Purchasing investment property requires work but learning how to mortgage a rental is easy. Purchasing the right rental can bring in consistent passive income which in turns pays your mortgage. The keys to remember are the down payment, location and past rental history.
- Secure the mortgage by securing the down payment. When purchasing investment property, banks often require twenty and sometimes 25 percent down payment. Why? These loans are riskier for banks to offer and since it is not your primary residence, banks feel it is too easy to walk away from your investment. This is also why when you mortgage your rental you will pay a higher interest rate for that loan. What if you don’t have the twenty to 25 percent down payment to put down on your rental property? Fannie Mae offers a program for designated properties that allows investors to purchase these properties with only a three percent down payment and no PMI. PMI stands for private mortgage insurance and is usually an additional monthly fee required when the down payment falls below twenty percent. In addition, Fannie Mae lenders also offer a renovation mortgage which allows the investor the opportunity to restore the property with a secured mortgage. This can not only help you gain higher rental income but keep the property rented for long periods to come.
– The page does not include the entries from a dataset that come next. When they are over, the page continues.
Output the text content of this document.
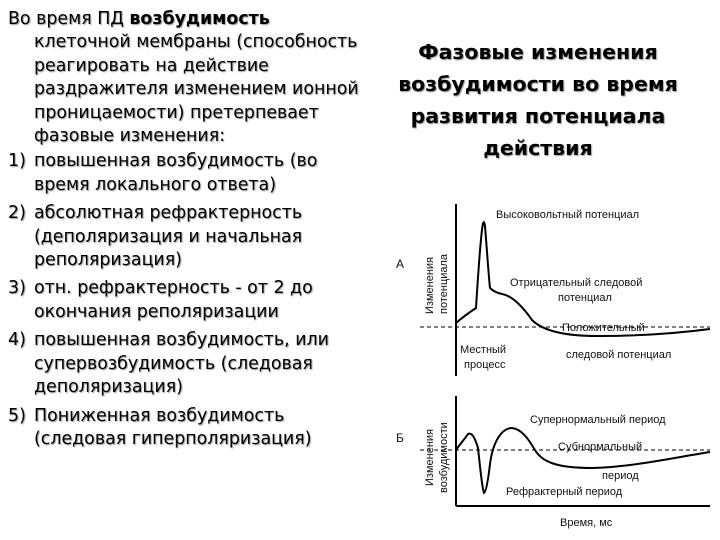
Во время ПД возбудимость клеточной мембраны (способность реагировать на действие раздражителя изменением ионной проницаемости) претерпевает фазовые изменения:
1) повышенная возбудимость (во время локального ответа)
2) абсолютная рефрактерность (деполяризация и начальная реполяризация)
3) отн. рефрактерность - от 2 до окончания реполяризации
4) повышенная возбудимость, или супервозбудимость (следовая деполяризация)
5) Пониженная возбудимость (следовая гиперполяризация)
Фазовые изменения возбудимости во время развития потенциала действия
А Изменения потенциала
Высоковольтный потенциал
Отрицательный следовой
потенциал
Положительный
следовой потенциал
Местный
процесс
Б Изменения возбудимости
Супернормальный период
Субнормальный
период
Рефрактерный период
Время, мс
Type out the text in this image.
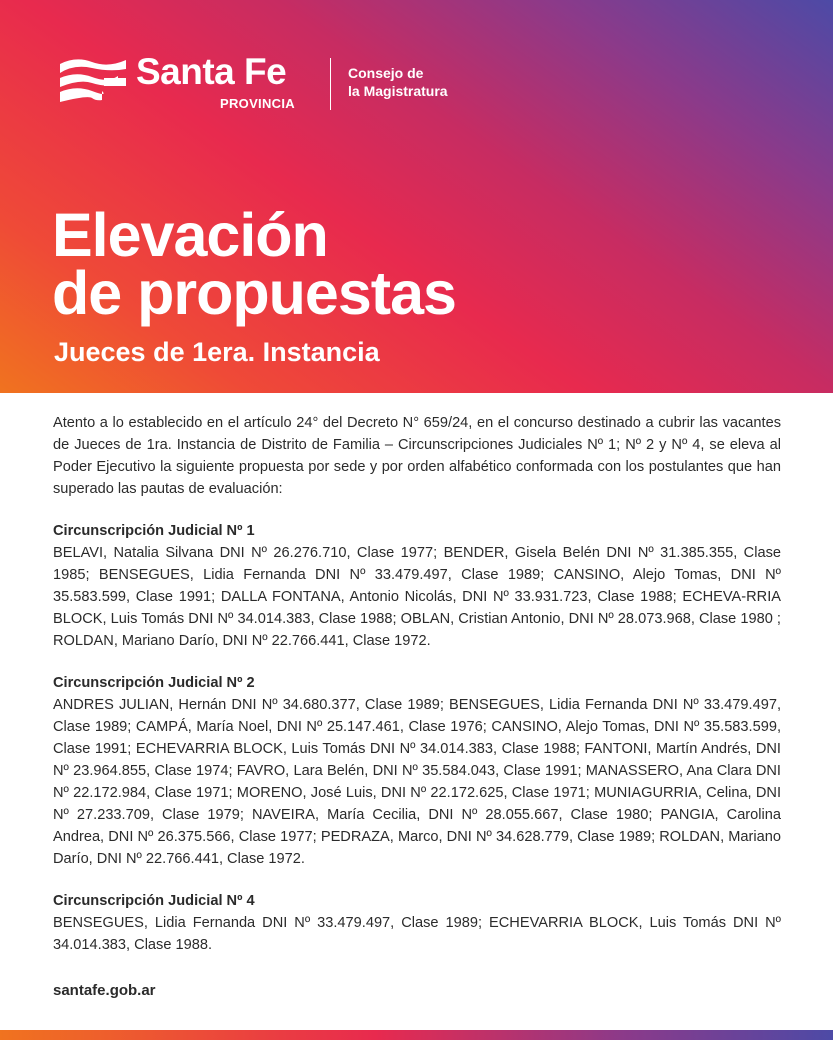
Santa Fe
PROVINCIA
Consejo de
la Magistratura
Elevación
de propuestas
Jueces de 1era. Instancia

Atento a lo establecido en el artículo 24° del Decreto N° 659/24, en el concurso destinado a cubrir las vacantes de Jueces de 1ra. Instancia de Distrito de Familia – Circunscripciones Judiciales Nº 1; Nº 2 y Nº 4, se eleva al Poder Ejecutivo la siguiente propuesta por sede y por orden alfabético conformada con los postulantes que han superado las pautas de evaluación:

Circunscripción Judicial Nº 1

BELAVI, Natalia Silvana DNI Nº 26.276.710, Clase 1977; BENDER, Gisela Belén DNI Nº 31.385.355, Clase 1985; BENSEGUES, Lidia Fernanda DNI Nº 33.479.497, Clase 1989; CANSINO, Alejo Tomas, DNI Nº 35.583.599, Clase 1991; DALLA FONTANA, Antonio Nicolás, DNI Nº 33.931.723, Clase 1988; ECHEVA-RRIA BLOCK, Luis Tomás DNI Nº 34.014.383, Clase 1988; OBLAN, Cristian Antonio, DNI Nº 28.073.968, Clase 1980 ; ROLDAN, Mariano Darío, DNI Nº 22.766.441, Clase 1972.

Circunscripción Judicial Nº 2

ANDRES JULIAN, Hernán DNI Nº 34.680.377, Clase 1989; BENSEGUES, Lidia Fernanda DNI Nº 33.479.497, Clase 1989; CAMPÁ, María Noel, DNI Nº 25.147.461, Clase 1976; CANSINO, Alejo Tomas, DNI Nº 35.583.599, Clase 1991; ECHEVARRIA BLOCK, Luis Tomás DNI Nº 34.014.383, Clase 1988; FANTONI, Martín Andrés, DNI Nº 23.964.855, Clase 1974; FAVRO, Lara Belén, DNI Nº 35.584.043, Clase 1991; MANASSERO, Ana Clara DNI Nº 22.172.984, Clase 1971; MORENO, José Luis, DNI Nº 22.172.625, Clase 1971; MUNIAGURRIA, Celina, DNI Nº 27.233.709, Clase 1979; NAVEIRA, María Cecilia, DNI Nº 28.055.667, Clase 1980; PANGIA, Carolina Andrea, DNI Nº 26.375.566, Clase 1977; PEDRAZA, Marco, DNI Nº 34.628.779, Clase 1989; ROLDAN, Mariano Darío, DNI Nº 22.766.441, Clase 1972.

Circunscripción Judicial Nº 4

BENSEGUES, Lidia Fernanda DNI Nº 33.479.497, Clase 1989; ECHEVARRIA BLOCK, Luis Tomás DNI Nº 34.014.383, Clase 1988.

santafe.gob.ar
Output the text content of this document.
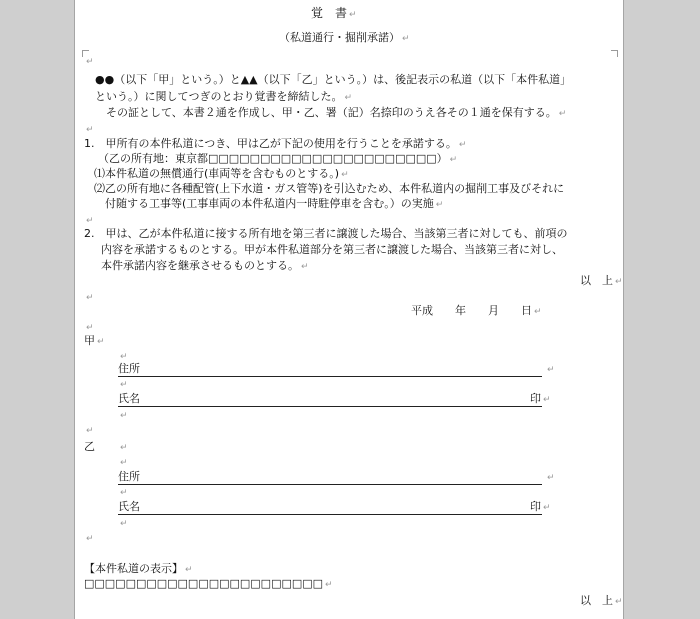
覚　書 ↵
（私道通行・掘削承諾） ↵
↵
●●（以下「甲」という。）と▲▲（以下「乙」という。）は、後記表示の私道（以下「本件私道」
という。）に関してつぎのとおり覚書を締結した。 ↵
　その証として、本書２通を作成し、甲・乙、署（記）名捺印のうえ各その１通を保有する。 ↵
↵
1.　甲所有の本件私道につき、甲は乙が下記の使用を行うことを承諾する。 ↵
（乙の所有地：東京都□□□□□□□□□□□□□□□□□□□□□□） ↵
⑴本件私道の無償通行(車両等を含むものとする。) ↵
⑵乙の所有地に各種配管(上下水道・ガス管等)を引込むため、本件私道内の掘削工事及びそれに
付随する工事等(工事車両の本件私道内一時駐停車を含む。）の実施 ↵
↵
2.　甲は、乙が本件私道に接する所有地を第三者に譲渡した場合、当該第三者に対しても、前項の
内容を承諾するものとする。甲が本件私道部分を第三者に譲渡した場合、当該第三者に対し、
本件承諾内容を継承させるものとする。 ↵
以　上 ↵
↵
平成　　年　　月　　日 ↵
↵
甲 ↵
↵
住所	↵
↵
氏名	印 ↵
↵
↵
乙	↵
↵
住所	↵
↵
氏名	印 ↵
↵
↵
【本件私道の表示】 ↵
□□□□□□□□□□□□□□□□□□□□□□□ ↵
以　上 ↵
- Location is the key for rental. Before you search for a rental to mortgage, you have to focus on an area where renters are abundant. Sometimes simply looking at where most of the businesses are situated can offer a good start. Downtown areas offer many employment opportunities. If your rental is located close to a major corporation, this will ensure a higher occupancy rate and top dollar for your rental. Focusing on where the top schools are also helps obtaining rental prospects.
- Look at past rental history. When you are looking to mortgage a rental, look at the past rental history of the property. Any realtor should be able to provide you this information and banks also take this into consideration when qualifying you for the loan. Remember this is a rental, so don’t fall in love. The numbers have to make sense. A good rule of thumb is one percent of the purchase price should equal the monthly rental.
Securing a mortgage for a rental is a lucrative investment option, but you have to do your research. Remember, this is an investment and not your primary residence. As long as the numbers work, so will the rental.